To support the shift to a carbon-free economy, energy producers are eagerly looking for ways to safely extract geothermal energy from deep underground. EPFL associate professor Brice Lecampion, who heads the Laboratory of Geo-energy (GEL) and holds the Gaznat Chair on Geo-Energy at the School of Architecture, Civil and Environmental Engineering (ENAC), is contributing to these efforts through the work being done by his research group. They’re developing models for describing the behavior of the subsurface, with a specific focus on the consequences of subsurface fluid injections – that is, how fluid flow interacts with fractures in rocks. Their research is important because underground water injection plays a key role in the extraction of geothermal energy, a renewable source. The scientists’ latest findings appear in Proceedings of the Royal Society A and pave the way to a better understanding of the underlying physical mechanisms that trigger seismicity during geothermal operations.

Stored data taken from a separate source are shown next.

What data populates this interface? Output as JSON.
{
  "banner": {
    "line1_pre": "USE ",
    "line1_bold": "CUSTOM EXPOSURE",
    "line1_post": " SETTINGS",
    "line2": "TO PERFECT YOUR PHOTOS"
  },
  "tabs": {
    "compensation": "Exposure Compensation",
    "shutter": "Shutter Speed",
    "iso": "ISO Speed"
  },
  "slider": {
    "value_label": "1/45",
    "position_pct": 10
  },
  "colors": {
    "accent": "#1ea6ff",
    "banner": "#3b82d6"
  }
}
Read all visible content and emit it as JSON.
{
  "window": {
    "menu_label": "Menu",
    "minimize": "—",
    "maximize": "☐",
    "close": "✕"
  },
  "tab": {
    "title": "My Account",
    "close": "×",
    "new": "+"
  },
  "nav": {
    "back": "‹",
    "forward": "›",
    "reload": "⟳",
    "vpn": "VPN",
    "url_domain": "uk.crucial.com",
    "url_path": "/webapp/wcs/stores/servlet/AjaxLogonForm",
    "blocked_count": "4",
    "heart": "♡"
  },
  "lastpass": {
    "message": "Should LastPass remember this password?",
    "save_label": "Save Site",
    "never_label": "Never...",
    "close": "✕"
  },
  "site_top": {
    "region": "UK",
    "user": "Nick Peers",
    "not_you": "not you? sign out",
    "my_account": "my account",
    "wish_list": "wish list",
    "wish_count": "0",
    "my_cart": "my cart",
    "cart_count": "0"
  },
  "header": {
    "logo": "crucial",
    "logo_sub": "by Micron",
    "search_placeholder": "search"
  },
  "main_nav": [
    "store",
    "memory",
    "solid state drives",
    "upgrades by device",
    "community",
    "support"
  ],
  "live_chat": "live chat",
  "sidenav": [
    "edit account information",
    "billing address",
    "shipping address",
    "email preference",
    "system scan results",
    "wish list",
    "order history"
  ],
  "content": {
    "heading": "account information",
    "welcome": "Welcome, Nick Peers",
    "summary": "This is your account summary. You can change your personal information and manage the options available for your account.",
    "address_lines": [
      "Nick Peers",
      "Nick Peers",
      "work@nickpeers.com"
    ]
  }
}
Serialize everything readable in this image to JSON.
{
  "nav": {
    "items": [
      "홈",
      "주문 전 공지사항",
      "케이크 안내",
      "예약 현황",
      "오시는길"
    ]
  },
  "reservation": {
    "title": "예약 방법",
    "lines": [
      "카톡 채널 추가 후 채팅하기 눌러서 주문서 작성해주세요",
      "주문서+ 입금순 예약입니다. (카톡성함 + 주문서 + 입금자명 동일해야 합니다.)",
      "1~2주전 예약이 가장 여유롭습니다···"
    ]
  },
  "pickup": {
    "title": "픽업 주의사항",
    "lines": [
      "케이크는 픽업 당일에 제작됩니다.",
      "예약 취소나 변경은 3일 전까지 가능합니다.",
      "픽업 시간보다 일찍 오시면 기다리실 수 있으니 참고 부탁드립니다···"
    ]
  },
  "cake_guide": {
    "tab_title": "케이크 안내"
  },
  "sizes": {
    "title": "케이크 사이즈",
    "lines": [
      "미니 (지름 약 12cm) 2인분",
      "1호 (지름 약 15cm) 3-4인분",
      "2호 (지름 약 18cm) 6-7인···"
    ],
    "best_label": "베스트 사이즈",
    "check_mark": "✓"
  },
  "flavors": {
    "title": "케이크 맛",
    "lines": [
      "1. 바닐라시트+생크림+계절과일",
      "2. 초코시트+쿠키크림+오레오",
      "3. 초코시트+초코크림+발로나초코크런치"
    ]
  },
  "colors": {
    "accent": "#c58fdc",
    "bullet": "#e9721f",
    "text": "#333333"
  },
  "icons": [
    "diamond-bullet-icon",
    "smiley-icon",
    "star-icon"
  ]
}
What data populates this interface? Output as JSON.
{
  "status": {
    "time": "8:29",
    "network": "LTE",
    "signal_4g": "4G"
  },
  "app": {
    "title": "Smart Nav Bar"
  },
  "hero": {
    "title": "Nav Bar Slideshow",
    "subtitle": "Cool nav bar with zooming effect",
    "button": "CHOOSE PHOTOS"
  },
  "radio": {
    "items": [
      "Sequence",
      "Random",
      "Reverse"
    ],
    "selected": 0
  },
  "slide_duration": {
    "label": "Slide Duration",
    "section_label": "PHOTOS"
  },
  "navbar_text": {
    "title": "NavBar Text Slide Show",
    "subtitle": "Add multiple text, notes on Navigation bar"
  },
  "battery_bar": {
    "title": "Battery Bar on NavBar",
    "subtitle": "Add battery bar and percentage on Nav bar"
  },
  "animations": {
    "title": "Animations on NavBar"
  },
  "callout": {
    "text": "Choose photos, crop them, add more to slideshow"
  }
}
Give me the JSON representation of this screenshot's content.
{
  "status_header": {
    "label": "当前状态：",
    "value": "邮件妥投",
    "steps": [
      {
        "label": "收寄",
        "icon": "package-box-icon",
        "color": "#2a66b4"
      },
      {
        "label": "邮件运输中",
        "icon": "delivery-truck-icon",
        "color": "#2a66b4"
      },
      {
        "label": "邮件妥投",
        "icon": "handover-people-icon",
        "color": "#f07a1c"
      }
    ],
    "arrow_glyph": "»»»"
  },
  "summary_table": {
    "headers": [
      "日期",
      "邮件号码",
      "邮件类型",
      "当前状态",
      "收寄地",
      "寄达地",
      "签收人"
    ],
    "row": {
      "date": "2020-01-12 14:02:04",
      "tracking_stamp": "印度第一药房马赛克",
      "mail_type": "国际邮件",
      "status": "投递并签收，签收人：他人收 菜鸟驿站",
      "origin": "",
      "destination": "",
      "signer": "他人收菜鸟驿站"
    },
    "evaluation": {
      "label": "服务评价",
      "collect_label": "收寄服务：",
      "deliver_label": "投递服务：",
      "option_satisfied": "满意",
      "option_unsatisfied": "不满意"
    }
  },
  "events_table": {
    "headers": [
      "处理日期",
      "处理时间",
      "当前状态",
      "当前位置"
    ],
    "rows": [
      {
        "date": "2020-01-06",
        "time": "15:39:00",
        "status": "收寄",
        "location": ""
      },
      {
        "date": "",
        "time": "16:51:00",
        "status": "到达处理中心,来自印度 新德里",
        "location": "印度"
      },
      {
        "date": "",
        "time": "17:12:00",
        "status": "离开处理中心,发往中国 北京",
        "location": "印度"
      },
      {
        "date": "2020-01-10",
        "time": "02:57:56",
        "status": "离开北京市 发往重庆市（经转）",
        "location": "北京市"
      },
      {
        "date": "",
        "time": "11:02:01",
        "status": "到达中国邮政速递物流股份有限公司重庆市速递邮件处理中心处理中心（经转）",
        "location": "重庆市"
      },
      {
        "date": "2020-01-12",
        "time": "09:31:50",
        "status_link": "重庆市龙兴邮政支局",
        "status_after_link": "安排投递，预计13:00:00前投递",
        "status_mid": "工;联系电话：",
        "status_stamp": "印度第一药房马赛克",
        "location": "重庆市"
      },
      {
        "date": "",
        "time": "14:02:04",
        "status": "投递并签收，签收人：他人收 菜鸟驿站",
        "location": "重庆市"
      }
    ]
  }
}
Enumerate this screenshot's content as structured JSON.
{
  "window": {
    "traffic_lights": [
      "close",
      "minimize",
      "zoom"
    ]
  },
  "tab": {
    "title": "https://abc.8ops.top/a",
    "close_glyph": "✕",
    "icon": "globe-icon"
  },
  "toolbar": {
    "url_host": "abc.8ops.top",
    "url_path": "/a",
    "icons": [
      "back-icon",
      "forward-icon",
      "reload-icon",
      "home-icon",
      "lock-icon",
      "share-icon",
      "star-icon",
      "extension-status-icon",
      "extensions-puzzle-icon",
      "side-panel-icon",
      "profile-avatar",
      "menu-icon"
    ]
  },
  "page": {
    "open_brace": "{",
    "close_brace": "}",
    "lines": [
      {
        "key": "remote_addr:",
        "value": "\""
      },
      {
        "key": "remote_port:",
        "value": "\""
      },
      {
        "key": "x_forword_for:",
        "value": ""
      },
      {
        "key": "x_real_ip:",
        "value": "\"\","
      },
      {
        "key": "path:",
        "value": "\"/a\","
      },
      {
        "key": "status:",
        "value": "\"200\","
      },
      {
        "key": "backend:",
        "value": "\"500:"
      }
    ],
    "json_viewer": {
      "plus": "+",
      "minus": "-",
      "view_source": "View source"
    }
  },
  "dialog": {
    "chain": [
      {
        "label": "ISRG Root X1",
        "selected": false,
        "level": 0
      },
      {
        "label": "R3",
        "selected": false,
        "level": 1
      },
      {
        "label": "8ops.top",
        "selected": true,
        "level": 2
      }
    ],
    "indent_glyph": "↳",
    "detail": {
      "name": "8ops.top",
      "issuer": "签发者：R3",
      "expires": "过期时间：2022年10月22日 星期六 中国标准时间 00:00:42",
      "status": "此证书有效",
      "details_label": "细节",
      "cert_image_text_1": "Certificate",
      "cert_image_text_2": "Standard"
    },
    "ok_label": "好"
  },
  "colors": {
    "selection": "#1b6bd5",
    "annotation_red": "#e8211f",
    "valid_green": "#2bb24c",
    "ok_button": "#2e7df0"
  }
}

In Switzerland and elsewhere, geothermal wells that run deep underground (4–6 km below the surface) are controversial due to the potential for a seismic event and subsurface pollution. One recent example is the local opposition to plans to build a geothermal power plant in Haute-Sorne, in Jura Canton.
The role of hydraulic stimulation
Geothermal wells that don’t run very deep remain in permeable layers of rock where water circulates easily. But as they get further below the surface, they enter impermeable rock, meaning engineers must either artificially create fractures in the rock where water can flow or stimulate existing fractures to increase their permeability. This is done through a process known as hydraulic stimulation. While this process enhances rock permeability, it also has the potential to trigger earthquakes. That’s what happened during a pilot project in Basel in 2006, for example, when fluid-injection operations led to a magnitude 3 earthquake – and the project being abandoned.
Underlying mechanisms of induced seismicity
The risk of an induced earthquake is especially problematic since it doesn’t go away once the fluid injection stops, but rather continues for quite some time afterwards. Alexis Sáez, a PhD student at GEL and a co-author of the study, explains: “We looked particularly at earthquakes that occur between a few days and a few months after the end of fluid injection. Our research sheds light on a new physical mechanism that can trigger these delayed earthquakes.” He and Lecampion developed a 3D computer model and ran comprehensive technical analyses of how the fluid injection and fractures interact. They described in great detail how fractures keep deforming after the fluid injection has ended, and how this delayed deformation process may promote the triggering of an earthquake.
“Our model gives engineers guidance and new calculation methods that can be integrated into more general strategies to mitigate the seismic risk associated with these operations,” says Sáez. “For now, it’s really hard to predict the occurrence of injection-induced earthquakes – engineers rely mostly on statistical approaches, similar to what they do for natural earthquakes. Our research provides a better understanding of the physical forces at work. This is a step forward in the implementation of physics-based approaches to manage the inherent seismic risk of these operations and to ultimately unlock the vast potential of geothermal energy to facilitate the decarbonization of our energy system.”